Acceptance testing to API's can be a difficult. Writing out the outputs can be time consuming. Manually checking that results match what is expected can be tedious. Tedious task lead to people skipping over them and doing them poorly. The best thing to do with tedious, time consuming tasks is to automate them. Snapshot testing is one option to do this.
Snapshot testing records the output of a system what that system is in a particular state. Later, after changes have been made to the system, the system is put back into the same state and the output is checked against the previously recorded out put.
Snapshot testing was popularised in the early days of React as a way to set up automated testing for front end development. In this case a web application is rendered with a given state and the resulting html code is recorded. When changes are made the application is rendered again with the same state and the result is compared to the previously recorded output (the snapshot). If they're the same the test passes, if they're different the test fails and the developer needs to decide if this is a valid difference, in which case they update the recorded snapshot with the new one, or if the change is a regression that needs to be fixed.
The popularity of these tests for front end development quickly waned because front ends are want to change. It is important that we are able to update a front end often so that the feel of a site is kept fresh.

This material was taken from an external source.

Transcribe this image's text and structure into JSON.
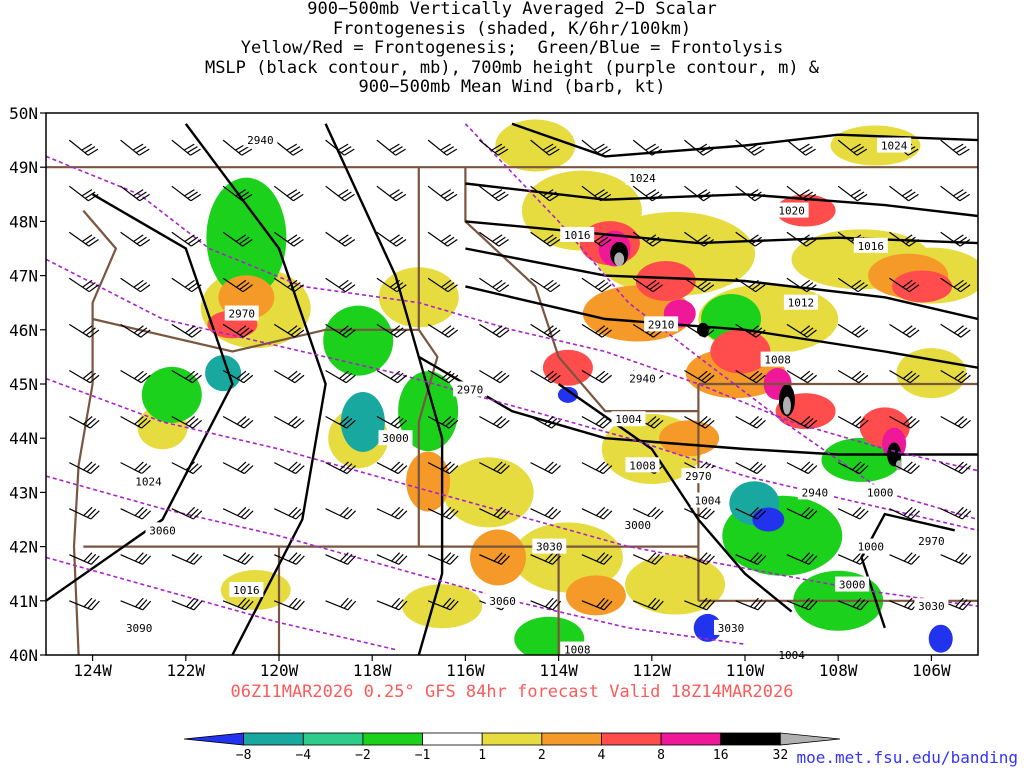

The rate of change for APIs is different, particularly if they have multiple consumers. The returned shame needs to be much more static and resistant to change than a user facing web page. Because of this slower rate of change a snapshot can be taken to build automated acceptance testing for APIs. In place of rendering, API calls are made and the results are recorded alongside data about the request.
Snapshot testing breaks down into two phases, recording and replaying.
When recording the snapshots the initial payload and the results of any calls are stored as the snapshot. The test runner can be built in such a way that it optionally makes additional calls based on the data that is returned. The result of each of these calls is recorded and stored in a file. This file needs to be human readable and committed to version control.
It's a good idea to make it simple to re-generate snapshots in the case that something has intentionally been changed in the returned data structure to save from hand updating multiple snapshots.
The replaying phase is where the tests are actually run. In this phase the recorded files are loaded into the test suite and the requests are repeated. The test runner assert that the returned results match those on file.
Snapshot testing has some advantages over other types of testing. Being able to be set up around an API without having a clear understanding of what is happening within the API by recording inputs and outputs means that these are a good choice for adding testing to existing APIs.
These tests to a great job of ensuring that all components of an API that are required to complete a specific case work together as expected. This helps to pick up errors that may be missed when testing within the process.
This style of testing is high level and are an automated representation of a client using the API. As such they are likely to be:
- Slower to run, as they need to test an entire system.
- Provide lower per line coverage, as crafting tests that hit every line of code from an API entry point can result in a lot of tests.
- Be prone to breaking because of changes in the underlying data. This fragility means that snapshot testing is not the best type of testing for an environment where returned data is constantly changing. Even if the data is stable it is important to ensure that it is simple to regenerate snapshots if the test environment is not in control of the state of the data.
I think that this style of testing is great. It provides a level of confidence that helps to enable continuous deployment and removes tedious manual testing. That said it is not without it's down sides, slow execution time and low coverage means that these should not be the majority of the tests that are written.
This style of testing is best used to cover a few important cases that ensure that the application works together as a whole. Reliance on snapshot testing as the primary method of testing (or automated acceptance testing in general) will lead to test suites that are boated and costly to maintain. However when combined with a comprehensive unit and integration test suite snapshot testing can provide a productivity boon and quality safety net.